This 'Sunday Morning' is Charles Kuralt's last

April 02, 1994|By David Zurawik | David Zurawik,Sun Television Critic

Charles Kuralt says 90 percent of the mail he's received at "CBS Sunday Morning" over the last 15 years includes basically the same plea: "Oh gosh, never change that show. That program our church."

Tomorrow "Sunday Morning" will undergo the biggest and worst change imaginable this side of cancellation when Kuralt signs off as host for the last time. A devoted congregation of viewers will be left without its cultural pastor. And network TV will lose one of its most literate, lucid and reassuring voices.

Charles Osgood, the poet laureate of CBS Radio, will take over from Kuralt as anchor of "Sunday Morning."

The winner of 11 Emmys and three Peabody Awards, Kuralt is one of the last great standard bearers of an informed and responsible brand of broadcast journalism, which has been all but driven from the screen by a new and bloodthirsty pack of tabloid practitioners.

The 59-year-old Kuralt says hisleaving is no big deal -- he just wants to go back out on the road to write a book for Putnam.

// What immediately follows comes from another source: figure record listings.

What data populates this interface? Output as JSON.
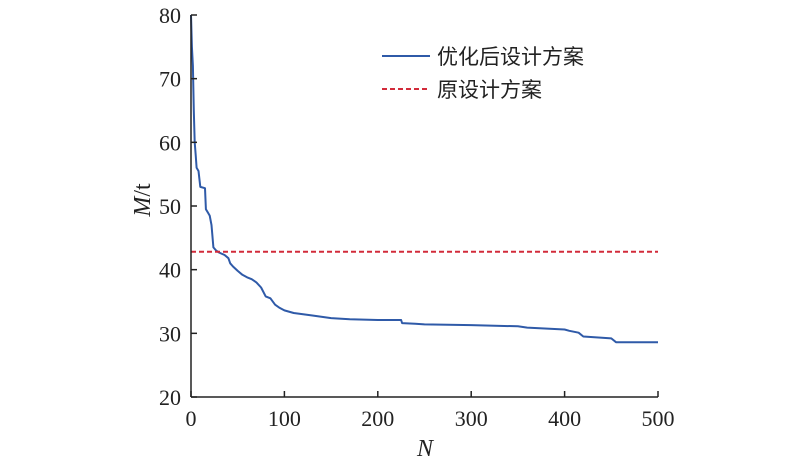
{
  "chart_data": {
    "type": "line",
    "title": "",
    "xlabel": "N",
    "ylabel_main": "M",
    "ylabel_unit": "/t",
    "xlim": [
      0,
      500
    ],
    "ylim": [
      20,
      80
    ],
    "xticks": [
      "0",
      "100",
      "200",
      "300",
      "400",
      "500"
    ],
    "yticks": [
      "20",
      "30",
      "40",
      "50",
      "60",
      "70",
      "80"
    ],
    "grid": false,
    "legend_position": "top-right",
    "series": [
      {
        "name": "优化后设计方案",
        "color": "#2f5aa8",
        "style": "solid",
        "points": [
          [
            0,
            80
          ],
          [
            1,
            75
          ],
          [
            2,
            72
          ],
          [
            3,
            65
          ],
          [
            4,
            60
          ],
          [
            5,
            58
          ],
          [
            6,
            56
          ],
          [
            8,
            55.5
          ],
          [
            10,
            53
          ],
          [
            15,
            52.8
          ],
          [
            16,
            49.5
          ],
          [
            18,
            49
          ],
          [
            20,
            48.5
          ],
          [
            22,
            47
          ],
          [
            24,
            43.5
          ],
          [
            27,
            43
          ],
          [
            30,
            42.7
          ],
          [
            36,
            42.3
          ],
          [
            40,
            41.8
          ],
          [
            42,
            41
          ],
          [
            45,
            40.5
          ],
          [
            50,
            39.8
          ],
          [
            55,
            39.2
          ],
          [
            60,
            38.8
          ],
          [
            65,
            38.5
          ],
          [
            70,
            38
          ],
          [
            75,
            37.2
          ],
          [
            80,
            35.8
          ],
          [
            85,
            35.5
          ],
          [
            90,
            34.5
          ],
          [
            95,
            34
          ],
          [
            100,
            33.6
          ],
          [
            110,
            33.2
          ],
          [
            120,
            33
          ],
          [
            130,
            32.8
          ],
          [
            150,
            32.4
          ],
          [
            170,
            32.2
          ],
          [
            200,
            32.1
          ],
          [
            225,
            32.1
          ],
          [
            226,
            31.6
          ],
          [
            240,
            31.5
          ],
          [
            250,
            31.4
          ],
          [
            300,
            31.3
          ],
          [
            350,
            31.1
          ],
          [
            360,
            30.9
          ],
          [
            400,
            30.6
          ],
          [
            405,
            30.4
          ],
          [
            415,
            30.1
          ],
          [
            420,
            29.5
          ],
          [
            440,
            29.3
          ],
          [
            450,
            29.2
          ],
          [
            455,
            28.6
          ],
          [
            480,
            28.6
          ],
          [
            500,
            28.6
          ]
        ]
      },
      {
        "name": "原设计方案",
        "color": "#d22b3a",
        "style": "dashed",
        "points": [
          [
            0,
            42.8
          ],
          [
            500,
            42.8
          ]
        ]
      }
    ]
  }
}
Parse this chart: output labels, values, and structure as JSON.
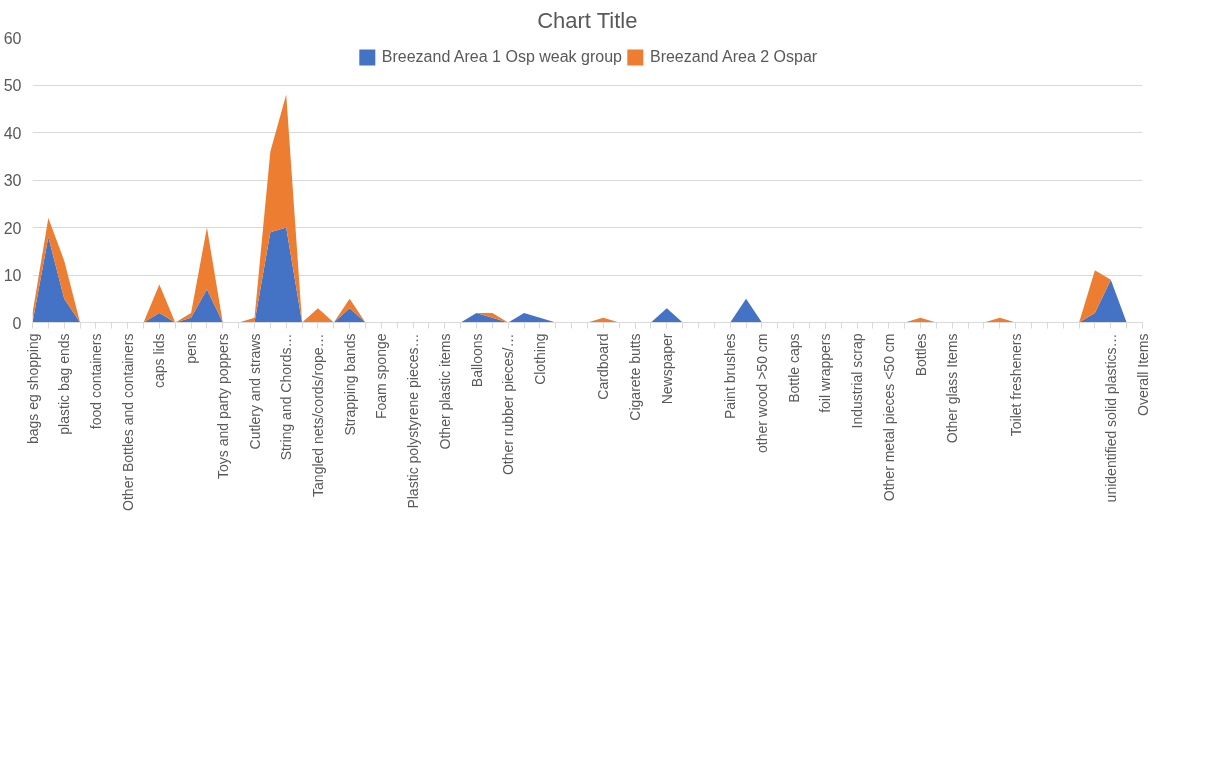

Tentatively titled "A Perfect Year," the book will consist of Kuralt spending a month in 12 of his favorite places and then writing about them. His last book, "A Life on The Road," published in 1990, was a best-seller.

But, despite all the assurances from CBS and Kuralt that he just wants to get on with his life, there are nagging questions about the suddenness of his retirement that have not been addressed.

In an interview in January with TV critics to promote the 15th anniversary of the "Sunday Morning," Kuralt said he had 3 1/2 years left on his contract with CBS and that he couldn't imagine doing anything else but staying with the show during that time.

"I have given some thought to fly fishing full time. But I don't know. I'm a creature of habit.

"I've been at CBS for 37 years almost, and there are still great satisfactions in 'Sunday Morning.' Hardly ever a Sunday goes by that I don't get a little thrill or become moved by some element of the program -- nothing I did, but something some of our contributors have done," Kuralt said.

And, then, a month ago, he said he was leaving "Sunday Morning" and CBS and that tomorrow's show would be his last.

The abrupt about-face by Kuralt following his return from Olympics coverage in Norway has set the rumor mill abuzz. One tabloid says he's losing his eyesight; another says he's dying. There's industry talk that Kuralt felt his age while in the cold and snow of Norway and that it made him start to rethink his job and his life.

Kuralt took the time this week to try and spike some of the rumors.

"I'm in very good health. I had a medical checkup before Norway, and my doctor says I'm amazingly healthy," he says.

For most of the audience of "Sunday Morning" the reason for Kuralt's departure probably doesn't matter nearly as much as the awful fact that after tomorrow he will be gone from our Sunday mornings forever. And that will make "Sunday Morning" a lot less special.

Kuralt says he knows the show is special.

"I don't know of any other place which pays as much attention as we do to music and dance and painting and literature -- some of the things that lift the spirits.

"We once gave the whole program to a Picasso exhibition. There just turned out to be so many little stories and sidebars that we said, "Aw, the heck with it," and did the whole hour and a half on Picasso," he says.

Kuralt also says he thinks the audience for "Sunday Morning" is special.

"I know that in television terms, we have a small audience. But it is a very devoted audience.

"I've long ago given up categorizing our audience. I think when we started out, I thought it was all college professors in tweed jackets with patches on the elbows.

"But so many cab drivers and skycaps and ordinary folk around the country have told me, 'Boy, we never miss that program. It's our church.' "'

Typical of his understated style -- so at odds with the sensationalism and hype that now dominates network news -- Kuralt says his farewell address during tomorrow's show will last only 30 seconds.

"I don't think we ought to drag these things out," he says.

Osgood, known for "The Osgood File," his droll, four-a-day CBS Radio feature, says, "Although I'm succeeding Charles Kuralt, I know that I cannot replace him. Nobody could."

ON THE AIR

"Sunday Morning" airs at 9 a.m. on WBAL-Channel 11.